Une interdiction jugée illégale car trop générale

Deux élèves infirmières et l'Association de défense des droits de l'homme - Collectif contre l'islamophobie en France ont saisi le Conseil d’Etat d’une demande d’annulation pour excès de pouvoir de la décision implicite de refus de la ministre des affaires sociales, de la Santé et des droits des femmes d'abroger les dispositions de l’arrêté précité.

A l’appui de leur argumentation, les étudiantes invoquaient les dispositions du code de l’éducation qui reconnait le principe de la laïcité de l’enseignement supérieur et le statut d’usager du service public des étudiants, leur conférant une certaine liberté d’expression religieuse.
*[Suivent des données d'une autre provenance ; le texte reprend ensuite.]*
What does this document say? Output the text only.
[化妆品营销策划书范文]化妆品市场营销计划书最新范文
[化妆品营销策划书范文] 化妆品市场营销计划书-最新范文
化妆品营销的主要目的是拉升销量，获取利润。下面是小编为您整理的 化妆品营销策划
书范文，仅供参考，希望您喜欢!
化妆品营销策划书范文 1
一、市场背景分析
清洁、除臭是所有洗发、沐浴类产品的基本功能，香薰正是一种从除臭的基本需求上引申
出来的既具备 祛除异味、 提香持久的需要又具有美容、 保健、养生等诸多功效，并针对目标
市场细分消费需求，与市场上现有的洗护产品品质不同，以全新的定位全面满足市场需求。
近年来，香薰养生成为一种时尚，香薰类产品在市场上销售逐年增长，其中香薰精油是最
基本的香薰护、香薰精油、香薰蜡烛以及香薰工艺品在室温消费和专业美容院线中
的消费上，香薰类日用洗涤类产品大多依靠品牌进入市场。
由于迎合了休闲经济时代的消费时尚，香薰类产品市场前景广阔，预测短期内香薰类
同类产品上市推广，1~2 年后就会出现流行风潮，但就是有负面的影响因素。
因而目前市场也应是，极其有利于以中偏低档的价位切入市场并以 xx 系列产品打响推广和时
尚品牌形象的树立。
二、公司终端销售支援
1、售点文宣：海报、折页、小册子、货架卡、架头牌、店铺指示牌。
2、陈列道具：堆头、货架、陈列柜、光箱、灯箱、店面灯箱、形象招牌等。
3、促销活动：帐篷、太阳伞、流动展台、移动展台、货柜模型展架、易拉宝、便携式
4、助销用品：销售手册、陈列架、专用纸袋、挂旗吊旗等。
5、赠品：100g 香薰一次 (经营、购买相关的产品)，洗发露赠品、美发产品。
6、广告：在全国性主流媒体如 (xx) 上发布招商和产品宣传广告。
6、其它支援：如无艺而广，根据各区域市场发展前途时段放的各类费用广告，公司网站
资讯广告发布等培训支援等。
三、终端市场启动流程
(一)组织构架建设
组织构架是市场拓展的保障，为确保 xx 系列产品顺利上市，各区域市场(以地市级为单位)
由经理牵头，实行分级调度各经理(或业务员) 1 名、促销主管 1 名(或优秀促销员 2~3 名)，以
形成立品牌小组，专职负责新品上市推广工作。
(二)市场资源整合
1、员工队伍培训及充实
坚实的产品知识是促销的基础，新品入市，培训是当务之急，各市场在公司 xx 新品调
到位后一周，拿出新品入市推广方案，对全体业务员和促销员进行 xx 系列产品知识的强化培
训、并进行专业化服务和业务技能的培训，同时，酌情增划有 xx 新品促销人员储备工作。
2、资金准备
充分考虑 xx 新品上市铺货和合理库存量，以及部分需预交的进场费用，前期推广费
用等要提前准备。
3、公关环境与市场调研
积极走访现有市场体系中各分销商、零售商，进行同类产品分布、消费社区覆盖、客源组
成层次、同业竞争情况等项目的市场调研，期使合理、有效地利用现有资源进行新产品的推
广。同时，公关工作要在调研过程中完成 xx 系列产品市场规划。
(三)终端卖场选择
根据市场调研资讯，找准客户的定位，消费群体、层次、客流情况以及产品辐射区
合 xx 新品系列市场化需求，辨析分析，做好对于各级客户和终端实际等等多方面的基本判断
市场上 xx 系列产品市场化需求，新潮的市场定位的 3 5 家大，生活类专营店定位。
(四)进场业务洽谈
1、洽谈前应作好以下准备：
Le Conseil d’Etat valide cette argumentation et reconnait le caractère trop général de l’interdiction des signes et tenues manifestant ostensiblement l’appartenance à une religion dans les lieux affectés à la formation.

La haute juridiction administrative demande à la ministre d’abroger ces dispositions ou de les modifier. Elle condamne également l’Etat à verser aux plaignantes la somme de 1000 € chacune au titre des frais de procédure.

Usager du service public ou agent « stagiaire » du service public

Pour le Conseil d’Etat, il convient d’opérer une distinction selon que les élèves sont des usagers du service public ou des stagiaires du service public.

Selon la haute juridiction administrative, conformément aux articles L. 811-1 et L. 141-6 du code de l'éducation, les instituts de formation paramédicaux sont des établissements d'enseignement supérieur soumis au principe de laïcité, dont les élèves ont, lorsqu'ils suivent des enseignements théoriques et pratiques en leur sein, la qualité d'usagers du service public.

Ce statut leur confère la liberté « de faire état de leurs croyances religieuses, y compris par le port de vêtements ou de signes manifestant leur appartenance à une religion, sous réserve de ne pas perturber le déroulement des activités d'enseignement et le fonctionnement normal du service public, notamment par un comportement revêtant un caractère prosélyte ou provocateur ».

En revanche, lorsque les étudiants « effectuent un stage dans un établissement de santé chargé d'une mission de service public, les élèves infirmiers doivent respecter les obligations qui s'imposent aux agents du service public hospitalier ». Ce statut et ce même principe de laïcité font obstacle à ce qu'ils manifestent leurs croyances religieuses dans le cadre du service public.

Par ailleurs, lorsque les étudiants effectuent leur stage dans un établissement n'ayant aucune mission de service public, ils doivent respecter les dispositions du règlement intérieur fixant les conditions dans lesquelles ses agents peuvent faire état de leurs croyances religieuses.

Le Conseil d’Etat fait ici une stricte application de la jurisprudence de la Cour Européenne des droits de l’homme (CEDH) dans un arrêt du 26 novembre 2015 interdisant le port du voile par les agents hospitaliers au nom du respect du principe de neutralité de la fonction publique.

Le principe de la laïcité s’appréciera donc de manière plus souple ou au contraire plus restrictive, selon que les étudiants paramédicaux sont en cours théoriques au sein de l’institut de formation ou en stage dans un établissement de santé participant au service public.